2. Limitatore di corrente superconduttivo di tipo trasformatorico con corrente di intervento regolabile

 

 

 

 

1. Limitatore di corrente superconduttivo a nucleo magnetico schermato

è stato sviluppato un modello numerico per la determinazione del circuito equivalente di questo tipo di limitatore. I dettagli matematici del modello sono descritti nella sezione “elettrodinamica degli elementi superconduttivi massicci”. Tale circuito equivalente può essere introdotto all’interno di un ambiente di simulazione per sistemi di potenza al fine di stimare i benefici derivanti dall’inserimento di un SCFCL nelle reti elettriche di trasmissione e distribuzione. Quanto più efficacemente il modello riproduce la dinamica dell’SCFCL in fase di limitazione tanto più accurata sarà la stima dei benefici tecnici ed economici apportati dal dispositivo al sistema. 

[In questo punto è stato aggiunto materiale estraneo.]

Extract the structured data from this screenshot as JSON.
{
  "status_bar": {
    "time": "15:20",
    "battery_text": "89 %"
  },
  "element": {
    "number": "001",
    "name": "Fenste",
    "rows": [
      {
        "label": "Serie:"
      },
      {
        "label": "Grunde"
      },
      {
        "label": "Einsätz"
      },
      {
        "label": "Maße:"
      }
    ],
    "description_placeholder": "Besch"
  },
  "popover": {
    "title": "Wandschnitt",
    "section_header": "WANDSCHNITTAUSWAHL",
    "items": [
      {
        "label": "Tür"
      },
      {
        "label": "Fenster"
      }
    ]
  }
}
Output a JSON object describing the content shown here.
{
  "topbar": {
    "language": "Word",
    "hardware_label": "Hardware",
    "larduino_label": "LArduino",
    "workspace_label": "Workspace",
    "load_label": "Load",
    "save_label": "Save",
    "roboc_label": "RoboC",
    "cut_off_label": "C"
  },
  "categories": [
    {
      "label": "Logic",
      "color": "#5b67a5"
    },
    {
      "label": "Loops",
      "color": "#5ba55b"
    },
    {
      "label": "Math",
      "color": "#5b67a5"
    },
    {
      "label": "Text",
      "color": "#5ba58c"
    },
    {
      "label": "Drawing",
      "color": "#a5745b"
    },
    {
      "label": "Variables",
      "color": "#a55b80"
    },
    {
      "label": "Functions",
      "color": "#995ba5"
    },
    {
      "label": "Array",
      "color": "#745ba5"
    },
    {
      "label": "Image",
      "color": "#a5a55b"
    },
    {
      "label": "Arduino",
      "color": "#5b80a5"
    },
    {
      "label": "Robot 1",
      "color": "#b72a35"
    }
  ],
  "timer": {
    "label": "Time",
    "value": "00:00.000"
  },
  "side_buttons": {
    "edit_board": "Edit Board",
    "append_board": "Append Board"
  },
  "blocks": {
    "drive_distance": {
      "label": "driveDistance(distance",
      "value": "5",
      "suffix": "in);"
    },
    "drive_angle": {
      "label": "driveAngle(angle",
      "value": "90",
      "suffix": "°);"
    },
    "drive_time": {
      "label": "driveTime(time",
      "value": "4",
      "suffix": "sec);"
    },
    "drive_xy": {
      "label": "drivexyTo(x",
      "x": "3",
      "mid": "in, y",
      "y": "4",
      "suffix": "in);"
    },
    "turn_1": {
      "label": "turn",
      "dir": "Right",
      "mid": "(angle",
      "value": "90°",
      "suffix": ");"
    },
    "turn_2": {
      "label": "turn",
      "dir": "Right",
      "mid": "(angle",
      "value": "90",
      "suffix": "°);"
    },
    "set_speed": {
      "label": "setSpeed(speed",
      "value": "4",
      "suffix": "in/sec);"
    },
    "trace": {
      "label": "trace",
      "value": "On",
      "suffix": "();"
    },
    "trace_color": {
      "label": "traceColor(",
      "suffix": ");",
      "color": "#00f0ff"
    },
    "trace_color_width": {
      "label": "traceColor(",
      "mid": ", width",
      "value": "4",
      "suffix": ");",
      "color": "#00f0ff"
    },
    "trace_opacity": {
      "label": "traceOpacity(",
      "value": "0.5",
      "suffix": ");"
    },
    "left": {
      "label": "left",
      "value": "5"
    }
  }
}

 Al fine di validare il modello circuitale elaborato è stato costruito un prototipo di base di limitatore induttivo; l’elemento superconduttivo è costituito da un anello in BISCO 2212 con diametro interno, diametro esterno e altezza pari a 103, 113 e 50 mm rispettivamente. Il valore della densità di corrente critica in condizioni di auto-campo a 77 k, determinata attraverso il criterio del micro-volt su centimetro è pari 810 A/cm2. La figura 1.1 mostra la caratterista E-J dell’anello, fornita dal costruttore.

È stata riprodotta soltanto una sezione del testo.